Yeah, yeah. Actually, that's a really cool way to say it, circulatory system. Blood is moving around in the forests, but it's actually resources, right? So they need carbon, they need nitrogen and phosphorus. They need water. And it turns out they're sharing all of this stuff through the circulation system constantly.
Your work at UBC led to the idea of the hub tree, or the title of your book, The Mother Tree. Tell me about that.
We did this project where we took six forests and we were able to map the fungal linkages between the different trees. And what emerged from the map was that everything was linked to everything else. All these trees were linked together, but the biggest trees and the oldest trees that were the most highly connected to all the other trees.
I had graduate students who planted seeds around these old trees where they could connect the seedlings that were germinating, could connect with the old trees versus some that could not. And we found that the germinates [seedlings] that could connect to the old trees survive better and they grew faster and they had better nutrition.
Ultimately, we also discovered that they could also recognize which were their own seedlings, their own kin. And so all of this work came together to convince me to call these not hub trees, which is a very forgettable word, but to call them mother trees, because of their nurturing ability in the forests.

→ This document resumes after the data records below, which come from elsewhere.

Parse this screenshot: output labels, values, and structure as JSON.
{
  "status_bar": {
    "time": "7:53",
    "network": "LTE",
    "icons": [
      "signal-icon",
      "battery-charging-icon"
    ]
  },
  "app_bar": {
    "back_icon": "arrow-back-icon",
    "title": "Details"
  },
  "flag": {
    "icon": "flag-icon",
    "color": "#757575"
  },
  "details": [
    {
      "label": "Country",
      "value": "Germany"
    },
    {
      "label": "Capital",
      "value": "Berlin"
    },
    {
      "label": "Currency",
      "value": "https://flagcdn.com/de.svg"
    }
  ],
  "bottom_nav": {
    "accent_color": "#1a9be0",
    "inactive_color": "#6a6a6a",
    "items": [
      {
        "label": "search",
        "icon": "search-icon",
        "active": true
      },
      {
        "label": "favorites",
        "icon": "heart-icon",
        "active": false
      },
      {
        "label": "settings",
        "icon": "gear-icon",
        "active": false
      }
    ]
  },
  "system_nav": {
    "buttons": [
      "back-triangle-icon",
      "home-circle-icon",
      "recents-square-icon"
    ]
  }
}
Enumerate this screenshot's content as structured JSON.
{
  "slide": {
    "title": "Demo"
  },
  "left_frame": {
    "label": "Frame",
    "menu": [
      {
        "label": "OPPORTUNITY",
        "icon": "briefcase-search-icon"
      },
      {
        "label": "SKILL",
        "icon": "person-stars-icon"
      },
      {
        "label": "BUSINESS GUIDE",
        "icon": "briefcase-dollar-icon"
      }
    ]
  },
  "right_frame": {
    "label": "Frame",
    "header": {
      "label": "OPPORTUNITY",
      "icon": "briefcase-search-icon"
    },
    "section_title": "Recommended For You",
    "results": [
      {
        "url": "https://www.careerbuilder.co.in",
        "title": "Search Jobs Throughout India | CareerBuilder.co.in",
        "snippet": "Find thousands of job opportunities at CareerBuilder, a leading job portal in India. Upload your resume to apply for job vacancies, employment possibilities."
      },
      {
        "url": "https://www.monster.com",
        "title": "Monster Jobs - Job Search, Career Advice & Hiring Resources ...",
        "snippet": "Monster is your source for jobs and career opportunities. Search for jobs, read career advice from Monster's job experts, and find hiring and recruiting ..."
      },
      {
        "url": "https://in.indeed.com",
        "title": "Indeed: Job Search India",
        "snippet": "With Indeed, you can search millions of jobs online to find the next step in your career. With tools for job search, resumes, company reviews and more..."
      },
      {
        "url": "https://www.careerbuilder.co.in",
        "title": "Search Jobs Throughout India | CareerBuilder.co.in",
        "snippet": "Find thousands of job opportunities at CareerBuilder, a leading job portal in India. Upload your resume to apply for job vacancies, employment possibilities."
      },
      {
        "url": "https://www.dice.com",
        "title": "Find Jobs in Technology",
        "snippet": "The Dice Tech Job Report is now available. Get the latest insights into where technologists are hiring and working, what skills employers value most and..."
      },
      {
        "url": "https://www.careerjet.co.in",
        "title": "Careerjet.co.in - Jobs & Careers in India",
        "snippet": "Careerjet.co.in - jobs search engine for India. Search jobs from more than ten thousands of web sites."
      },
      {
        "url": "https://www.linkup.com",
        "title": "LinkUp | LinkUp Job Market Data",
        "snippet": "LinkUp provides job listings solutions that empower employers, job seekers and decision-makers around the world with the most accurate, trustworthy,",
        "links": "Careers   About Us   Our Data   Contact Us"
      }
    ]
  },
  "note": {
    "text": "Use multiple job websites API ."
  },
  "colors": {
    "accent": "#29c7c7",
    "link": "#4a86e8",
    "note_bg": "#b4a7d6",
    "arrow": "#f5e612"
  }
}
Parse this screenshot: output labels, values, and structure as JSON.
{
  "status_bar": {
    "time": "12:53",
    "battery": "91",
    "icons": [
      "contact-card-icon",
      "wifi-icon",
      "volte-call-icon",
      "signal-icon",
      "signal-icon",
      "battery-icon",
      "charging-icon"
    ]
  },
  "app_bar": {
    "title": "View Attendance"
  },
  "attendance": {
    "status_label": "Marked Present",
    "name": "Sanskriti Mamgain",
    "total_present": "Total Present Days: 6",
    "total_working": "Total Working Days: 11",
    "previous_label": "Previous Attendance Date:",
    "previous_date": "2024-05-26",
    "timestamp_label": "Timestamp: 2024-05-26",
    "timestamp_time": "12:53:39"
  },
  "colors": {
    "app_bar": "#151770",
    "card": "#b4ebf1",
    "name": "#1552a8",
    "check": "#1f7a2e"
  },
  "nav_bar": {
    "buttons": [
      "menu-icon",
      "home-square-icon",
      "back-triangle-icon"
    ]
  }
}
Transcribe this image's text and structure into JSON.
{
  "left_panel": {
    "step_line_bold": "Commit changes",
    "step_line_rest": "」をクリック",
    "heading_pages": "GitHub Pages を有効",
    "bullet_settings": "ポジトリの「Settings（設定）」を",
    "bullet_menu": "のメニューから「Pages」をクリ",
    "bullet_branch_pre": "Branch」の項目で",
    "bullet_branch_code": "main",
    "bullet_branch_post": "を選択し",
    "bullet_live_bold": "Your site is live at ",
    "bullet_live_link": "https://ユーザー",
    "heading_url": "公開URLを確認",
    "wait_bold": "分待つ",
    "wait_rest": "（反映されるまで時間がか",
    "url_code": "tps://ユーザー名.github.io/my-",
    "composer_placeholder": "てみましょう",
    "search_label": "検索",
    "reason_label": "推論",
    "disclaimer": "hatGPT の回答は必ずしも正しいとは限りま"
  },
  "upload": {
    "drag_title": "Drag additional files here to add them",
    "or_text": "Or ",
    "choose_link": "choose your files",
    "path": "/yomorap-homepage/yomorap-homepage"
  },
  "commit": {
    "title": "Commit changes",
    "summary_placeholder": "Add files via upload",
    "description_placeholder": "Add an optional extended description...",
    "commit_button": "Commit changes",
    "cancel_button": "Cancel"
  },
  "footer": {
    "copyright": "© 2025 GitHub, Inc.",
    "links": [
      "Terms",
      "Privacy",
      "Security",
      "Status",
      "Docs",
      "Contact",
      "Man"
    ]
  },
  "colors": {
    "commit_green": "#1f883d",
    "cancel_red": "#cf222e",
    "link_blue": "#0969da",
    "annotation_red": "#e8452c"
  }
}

Throughout your book, you make it clear that while you've worked out these ideas scientifically, that Indigenous peoples understood these relationships in the forest already.
Yeah, and this is so amazing. This is perhaps the most important part. I was so fortunate that I got a postdoc in about 2015. Her name is Dr. Teresa Ryan, and she is Tsimshian Nation. And we just started working together and she really opened up the world for me.
I had been struggling along as a Western scientist with this idea of connection. And why aren't we embracing the idea of a connection in forests? And talking to Teresa, she says, 'You know, we've always known about these connections. That is our world view.'
So I realized at that point that what I was discovering with these Western scientific tools had long been known for thousands of years by the First Nations of Canada and the north and in the U.S.
I hope what my work can do is help society to look more closely at what the Aboriginal people of North America and throughout the world have long known and listen to their wisdom, because it's there already.
How do you see your findings about the interconnectivity in the forests changing the way we're doing forestry?
Well, I'm hopeful that it will. So far it hasn't. I've started this project called the Mother Tree Project. The goal of that project is how do we better manage our forests for connection and so that these forests are resilient and healthy as climate changes. My work and Aboriginal wisdom shows that the forest relies on those connections to stay healthy. And so my hope is that we can take this and apply it to forest practices where we do more partial cutting to protect biodiversity, protect carbon foster regeneration.
It's not a simple solution because at the same time that if we can shift to more selective cutting doesn't mean that we cut more area. We have to actually reduce our cut in order for this to work. And it's not rocket science. It's really just hard political decision-making. We have the science to guide it already.